Acordar não é simplesmente abrir os olhos após algumas horas inconsciente. Acordar é estimular involuntariamente as pálpebras para que elas se ergam e revelem a claridade às delicadas pupilas. Acordar é um esforço tão grande que cansa minha beleza.

Falando assim, parece até que sou narcisista — ou como chamam hoje em dia, metrossexual. Não sou. Não sou, mas penso que gostaria de ser, caso fosse mulher.

Para começar, investiria em maquiagem. Batom, blush, rouge e quaisquer outros tapa-imperfeições que dão nomes a bandas musicais femininas. De fato, enriqueceria os donos das fábricas de cosméticos, mas também tornaria rica a minha pele com tanta beleza industrializada.

O segundo passo seria fazer uma dieta. Dieta da Lua, dieta da água, dieta do carboidrato, dieta da diarreia... Tentaria de tudo para me tornar sósia da Olívia Palito e imitar a tecnologia: as televisões que afinam, os monitores que ficam mais leves e a conta bancária que fica cada vez mais lisa.

Voltaria, então, ao salão de beleza, o mesmo que rebocara meu rosto há dois parágrafos. Desta vez, porém, seria para deixar meu cabelo como o de jornalista da Rede Globo. Creme alisante, formol, esperma de pato... Para que meus cachinhos sumissem, permitiria a visita das mais inusitadas substâncias — e até abdicaria do posto de musa de cabelos de caracóis dos Irmãos Carlos.

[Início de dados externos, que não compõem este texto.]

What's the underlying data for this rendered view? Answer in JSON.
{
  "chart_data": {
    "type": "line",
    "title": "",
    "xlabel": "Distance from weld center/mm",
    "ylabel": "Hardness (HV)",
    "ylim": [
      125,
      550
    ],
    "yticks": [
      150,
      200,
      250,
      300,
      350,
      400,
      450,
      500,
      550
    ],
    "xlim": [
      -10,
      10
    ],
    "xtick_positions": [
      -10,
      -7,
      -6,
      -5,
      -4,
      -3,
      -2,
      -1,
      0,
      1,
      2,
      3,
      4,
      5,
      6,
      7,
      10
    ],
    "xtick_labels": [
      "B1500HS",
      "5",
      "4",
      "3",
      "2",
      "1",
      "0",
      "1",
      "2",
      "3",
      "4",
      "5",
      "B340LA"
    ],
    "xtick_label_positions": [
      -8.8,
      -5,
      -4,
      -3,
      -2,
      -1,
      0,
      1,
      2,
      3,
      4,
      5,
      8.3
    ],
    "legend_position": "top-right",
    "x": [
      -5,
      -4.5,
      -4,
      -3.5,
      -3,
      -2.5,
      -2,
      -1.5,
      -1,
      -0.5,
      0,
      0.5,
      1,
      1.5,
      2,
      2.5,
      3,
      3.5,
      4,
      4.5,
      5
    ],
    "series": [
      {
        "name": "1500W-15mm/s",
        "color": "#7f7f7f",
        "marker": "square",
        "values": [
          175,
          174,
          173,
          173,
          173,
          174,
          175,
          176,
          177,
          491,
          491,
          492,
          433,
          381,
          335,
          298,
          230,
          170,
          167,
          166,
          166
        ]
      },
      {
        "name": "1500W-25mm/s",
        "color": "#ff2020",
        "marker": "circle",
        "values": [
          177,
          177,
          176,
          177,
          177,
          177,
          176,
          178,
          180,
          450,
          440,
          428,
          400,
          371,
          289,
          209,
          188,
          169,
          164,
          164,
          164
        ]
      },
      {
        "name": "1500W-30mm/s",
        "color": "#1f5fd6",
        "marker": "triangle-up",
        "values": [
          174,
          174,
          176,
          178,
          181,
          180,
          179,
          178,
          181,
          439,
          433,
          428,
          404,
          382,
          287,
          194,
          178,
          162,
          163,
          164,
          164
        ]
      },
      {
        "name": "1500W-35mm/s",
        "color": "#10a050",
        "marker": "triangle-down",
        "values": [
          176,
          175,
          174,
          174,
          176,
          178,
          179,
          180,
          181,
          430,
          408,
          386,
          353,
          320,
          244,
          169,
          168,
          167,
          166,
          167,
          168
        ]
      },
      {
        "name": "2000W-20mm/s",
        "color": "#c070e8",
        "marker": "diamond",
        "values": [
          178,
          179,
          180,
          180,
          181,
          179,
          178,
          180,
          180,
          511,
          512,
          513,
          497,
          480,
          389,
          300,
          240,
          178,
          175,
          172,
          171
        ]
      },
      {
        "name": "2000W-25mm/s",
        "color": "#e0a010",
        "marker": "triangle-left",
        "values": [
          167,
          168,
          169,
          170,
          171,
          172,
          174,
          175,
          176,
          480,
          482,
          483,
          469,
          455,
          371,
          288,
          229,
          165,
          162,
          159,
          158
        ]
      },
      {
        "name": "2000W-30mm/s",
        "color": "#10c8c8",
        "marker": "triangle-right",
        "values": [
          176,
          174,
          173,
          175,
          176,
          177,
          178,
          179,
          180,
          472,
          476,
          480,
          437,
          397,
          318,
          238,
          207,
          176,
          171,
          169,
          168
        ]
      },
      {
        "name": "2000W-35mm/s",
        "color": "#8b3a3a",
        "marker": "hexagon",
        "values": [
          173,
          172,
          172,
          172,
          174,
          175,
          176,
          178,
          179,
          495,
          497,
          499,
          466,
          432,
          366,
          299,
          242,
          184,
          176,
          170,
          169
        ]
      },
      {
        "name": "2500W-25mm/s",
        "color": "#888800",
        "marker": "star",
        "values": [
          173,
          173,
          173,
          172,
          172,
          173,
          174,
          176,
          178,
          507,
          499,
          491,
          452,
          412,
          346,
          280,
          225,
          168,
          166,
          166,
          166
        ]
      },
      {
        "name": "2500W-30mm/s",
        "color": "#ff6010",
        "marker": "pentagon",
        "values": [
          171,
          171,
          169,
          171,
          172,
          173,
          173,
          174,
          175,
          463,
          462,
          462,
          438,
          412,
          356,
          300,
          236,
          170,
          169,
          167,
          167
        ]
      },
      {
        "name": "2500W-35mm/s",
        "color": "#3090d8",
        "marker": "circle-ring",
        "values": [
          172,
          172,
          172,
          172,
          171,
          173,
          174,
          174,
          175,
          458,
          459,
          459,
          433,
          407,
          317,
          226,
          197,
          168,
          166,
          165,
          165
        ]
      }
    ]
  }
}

Providenciaria, a seguir, minha cirurgia plástica para me transformar em mulher-fruta. Tiraria a roupa na frente do médico para que ele, com uma caneta co-piloto, fizesse as marcações necessárias. "Marque-me e Bismarck-me, doutor." O mínimo que ele poderia fazer siliconizar meus seios e nádegas, mas de uma forma que me deixasse aumentá-los posteriormente e ir aumentando e aumentando até que eles explodissem e eu corresse risco de morte. Se eu morresse, morreria gostosa.

Porém não sou mulher e, infelizmente, não tenho paciência para zelar de mim próprio sendo homem. Não tenho disposição para frequentar academias e participar de competições como "a batata da perna mais cheia de veias", nem de ficar sem camisa em frente ao espelho, tirando fotografias, na tentativa de estampar o livro dos recordes como "o abdome mais definido do mundo".

Acordar é um ato definitivamente desgastador. Infelizmente, sou tolo e não consigo cerrar os olhos; prefiro me cansar e acordar para a vida.